I have had a homelab running in some form or another for the last 20 years. First it was just a couple of machine to test things out on, then it became a way to host my website, email and all sorts of other things. My current homelab is falling apart and I’d like to both simplify it’s operations a bit and align it with what I am interested in.
Current Lab
My lab right now consists of three DL380 G7’s with dual CPU’s and a bunch of memory plus some direct attached disks. They are all running Debian with the HashiCorp toolset (Consul, Nomad and Vault). Nomad runs the containers using the Docker plguin, they are registered in the Consul service mesh and the secrets are pulled from Vault. The machines are managed using a bunch of Ansible playbooks which do things like manage the base configuration of the machine, install the base tools, and install and configure all of the Hash. I then use Terraform to manage the Consul/Nomad and Vault services.
Issues with the setup
This has been working relatively well for the last few years but there are some issues. Some of the issues are technology related and some are just things I don’t like about the setup in the order that they frustrate me:
- The Nomad secret retrieval from Vault is hard to get right, currently if I stop a Job through Nomad and try to restart it, the Vault token is “invalid”. I can work around this by removing the job and re-adding it. Not the biggest problem in the world but I haven’t found a solution for this yet.
- The disks attached to the machine are direct attached, so there is no way to share a disk between two machines (ofcourse there are ways to do this, but all of them are super complicated to setup or are slow/resource intensive). This limitation means that services that share storage all need to be on the same host.
- Ansible playbooks are annoying, Ansible-vault is annoying to use for secrets in code.
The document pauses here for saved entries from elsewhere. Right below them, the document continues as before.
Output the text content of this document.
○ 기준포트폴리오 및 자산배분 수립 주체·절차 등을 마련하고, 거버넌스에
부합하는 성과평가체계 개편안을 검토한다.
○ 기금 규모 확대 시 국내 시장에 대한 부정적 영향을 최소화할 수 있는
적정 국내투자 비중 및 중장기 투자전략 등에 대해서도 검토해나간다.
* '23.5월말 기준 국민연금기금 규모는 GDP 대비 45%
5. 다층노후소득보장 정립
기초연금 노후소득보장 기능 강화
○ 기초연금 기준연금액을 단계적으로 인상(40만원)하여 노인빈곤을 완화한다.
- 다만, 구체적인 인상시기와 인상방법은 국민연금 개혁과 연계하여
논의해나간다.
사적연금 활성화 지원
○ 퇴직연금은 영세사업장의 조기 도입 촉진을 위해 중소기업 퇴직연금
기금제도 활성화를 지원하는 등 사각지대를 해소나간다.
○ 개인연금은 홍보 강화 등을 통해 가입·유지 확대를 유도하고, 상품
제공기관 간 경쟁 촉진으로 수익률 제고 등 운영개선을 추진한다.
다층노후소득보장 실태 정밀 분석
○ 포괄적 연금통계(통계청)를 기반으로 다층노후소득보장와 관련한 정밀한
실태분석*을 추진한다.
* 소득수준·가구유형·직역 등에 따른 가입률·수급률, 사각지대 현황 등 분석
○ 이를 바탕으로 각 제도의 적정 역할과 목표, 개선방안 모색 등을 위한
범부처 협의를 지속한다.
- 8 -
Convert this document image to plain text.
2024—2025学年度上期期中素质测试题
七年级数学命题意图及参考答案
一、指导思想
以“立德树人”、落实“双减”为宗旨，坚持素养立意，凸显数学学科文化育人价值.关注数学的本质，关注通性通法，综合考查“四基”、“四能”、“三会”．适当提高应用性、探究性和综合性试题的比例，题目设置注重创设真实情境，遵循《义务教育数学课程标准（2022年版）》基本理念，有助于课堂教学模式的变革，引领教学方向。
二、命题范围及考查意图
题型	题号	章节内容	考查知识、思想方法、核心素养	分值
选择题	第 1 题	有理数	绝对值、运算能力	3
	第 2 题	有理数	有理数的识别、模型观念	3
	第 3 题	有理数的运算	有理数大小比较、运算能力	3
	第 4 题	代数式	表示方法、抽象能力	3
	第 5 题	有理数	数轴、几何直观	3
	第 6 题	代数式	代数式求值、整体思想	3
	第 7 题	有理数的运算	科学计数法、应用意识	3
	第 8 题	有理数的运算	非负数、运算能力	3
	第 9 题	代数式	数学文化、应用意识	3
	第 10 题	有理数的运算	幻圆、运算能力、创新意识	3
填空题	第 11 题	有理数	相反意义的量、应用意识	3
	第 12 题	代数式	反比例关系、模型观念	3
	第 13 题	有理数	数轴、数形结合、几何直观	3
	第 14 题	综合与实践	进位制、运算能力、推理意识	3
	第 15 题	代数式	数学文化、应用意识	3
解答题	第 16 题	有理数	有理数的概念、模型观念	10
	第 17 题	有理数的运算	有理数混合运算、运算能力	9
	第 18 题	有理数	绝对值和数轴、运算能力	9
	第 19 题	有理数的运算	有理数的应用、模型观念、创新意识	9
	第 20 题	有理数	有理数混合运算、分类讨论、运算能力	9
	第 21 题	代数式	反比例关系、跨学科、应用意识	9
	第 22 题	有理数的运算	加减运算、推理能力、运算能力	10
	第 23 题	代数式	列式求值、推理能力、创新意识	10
- The backups are cobbled together using Restic + RClone. Nightly Restic jobs kick off on the first two machines to backup to the third, which then uploads the backup to Backblaze. This is workig fine, but not the most efficient and the storage used on Restic’s volume and on Backblaze has been growing, it’s now 2x as big as the volume it’s backing up (not all backed up volumes are uploaded to Backblaze).
- I’m using auto-unseal on Vault using AWS KMS and I’d like to just stop paying for it.
Where to go from here
A bunch of the tools that I selected for the current iteration of the lab were selected because I was working with the tools, Ansible, Consul, Nomad and Vault are all things I don’t use at my current job. This is why I’m going to start replacing these components with TrueNAS for storage, Kubernetes (MicroK8s) for compute and keep Terraform for some of the configuration management. My goal with the new setup is to be able to publish the full “infrastructure” Git repository to GitHub (encrypted secrets and all).
- TruesNAS: I’m going to setup two seperate machines (DL360 G7’s I have laying around) and setup one primary storage machine with ZFS replication to a backup machine that will replicate some of the more critical volumes to Backblaze.
- Kuberntes: The existing three nodes will be setup with MicroK8s on Debian, I want to write a seperate post about the Kubernetes dream setup. The shared storage will be provided by the TrueNAS machines.
- Terraform: This will manage the configuration of some of the services that will be running on K8s and any external services like Cloudflare.
This homelab rebuild is going to be a work in pgoress and will probably change as things evolve.